Wind Orchestra to Feature on New Recording
The RNCM Wind Orchestra’s recording of Paul Goodey’s flute concerto, Hohler Fels will be released next month as part of a new CD by flautist Karin de Fleyt.
The 37 minute work takes its inspiration from artefacts discovered in the Hohler Fels caves in Germany. The caves were first excavated in the 19th century, but in 2008 a collection of carvings that included a Venus figurine, horse, water bird, and lowenmensch (a lion man) alongside a tiny flute were uncovered.
‘All are between 35 and 37,000 years old, and more recent analysis has suggested they may actually be 42,000 years old,’ said Paul. ‘Regardless, the Hohler flute is the oldest musical instrument ever discovered.’
Karin’s association with the RNCM dates back to 2008, when she performed Stockhausen’s Lucifer’s Danz with the Wind Orchestra at the College and Royal Festival Hall.
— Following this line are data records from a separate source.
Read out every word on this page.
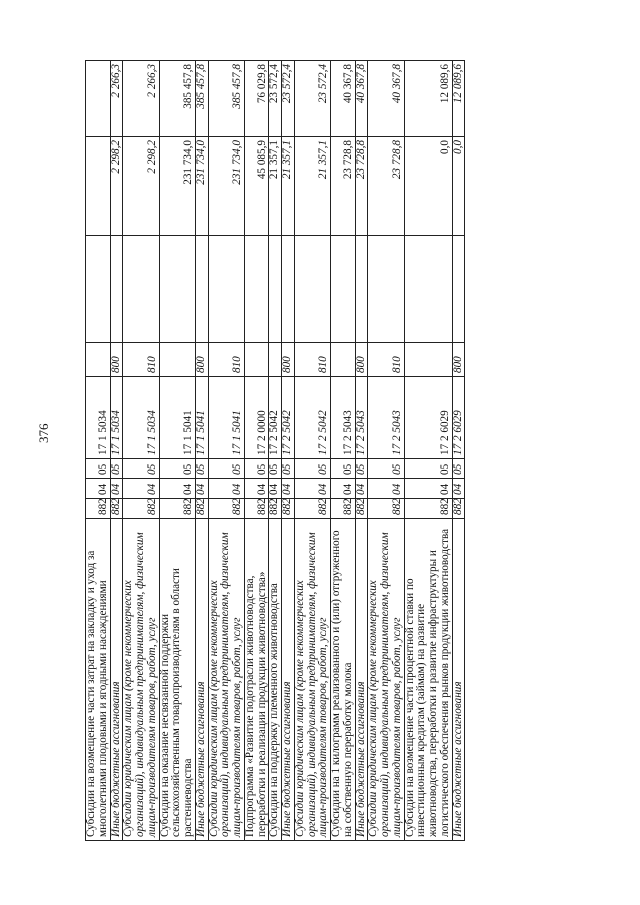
376
Субсидии на возмещение части затрат на закладку и уход за многолетними плодовыми и ягодными насаждениями	882	04	05	17 1 5034				
Иные бюджетные ассигнования	882	04	05	17 1 5034	800		2 298,2	2 266,3
Субсидии юридическим лицам (кроме некоммерческих организаций), индивидуальным предпринимателям, физическим лицам-производителям товаров, работ, услуг	882	04	05	17 1 5034	810		2 298,2	2 266,3
Субсидии на оказание несвязанной поддержки сельскохозяйственным товаропроизводителям в области растениеводства	882	04	05	17 1 5041			231 734,0	385 457,8
Иные бюджетные ассигнования	882	04	05	17 1 5041	800		231 734,0	385 457,8
Субсидии юридическим лицам (кроме некоммерческих организаций), индивидуальным предпринимателям, физическим лицам-производителям товаров, работ, услуг	882	04	05	17 1 5041	810		231 734,0	385 457,8
Подпрограмма «Развитие подотрасли животноводства, переработки и реализации продукции животноводства»	882	04	05	17 2 0000			45 085,9	76 029,8
Субсидии на поддержку племенного животноводства	882	04	05	17 2 5042			21 357,1	23 572,4
Иные бюджетные ассигнования	882	04	05	17 2 5042	800		21 357,1	23 572,4
Субсидии юридическим лицам (кроме некоммерческих организаций), индивидуальным предпринимателям, физическим лицам-производителям товаров, работ, услуг	882	04	05	17 2 5042	810		21 357,1	23 572,4
Субсидии на 1 килограмм реализованного и (или) отгруженного на собственную переработку молока	882	04	05	17 2 5043			23 728,8	40 367,8
Иные бюджетные ассигнования	882	04	05	17 2 5043	800		23 728,8	40 367,8
Субсидии юридическим лицам (кроме некоммерческих организаций), индивидуальным предпринимателям, физическим лицам-производителям товаров, работ, услуг	882	04	05	17 2 5043	810		23 728,8	40 367,8
Субсидии на возмещение части процентной ставки по инвестиционным кредитам (займам) на развитие животноводства, переработки и развитие инфраструктуры и логистического обеспечения рынков продукции животноводства	882	04	05	17 2 6029			0,0	12 089,6
Иные бюджетные ассигнования	882	04	05	17 2 6029	800		0,0	12 089,6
She commissioned Hohler Fels in 2011.
‘Working with Karin and writing for her was a joy – she has a formidable technique, is brimming with musical imagination and enjoys exploring what might be possible with her instruments,’ Paul added.
‘The writing for the Orchestra is equally virtuosic – I wanted to showcase our Wind Orchestra for what it is: one of the best ensembles of its kind, populated by worldclass students.’
Hohler Fels, which also features Rolf Gehlhaar’s Grand Unified Theory of Everything and Christopher Fox’s stone, wind, rain alongside Paul’s title track (conducted by Mark Heron), is available to download from 11 March.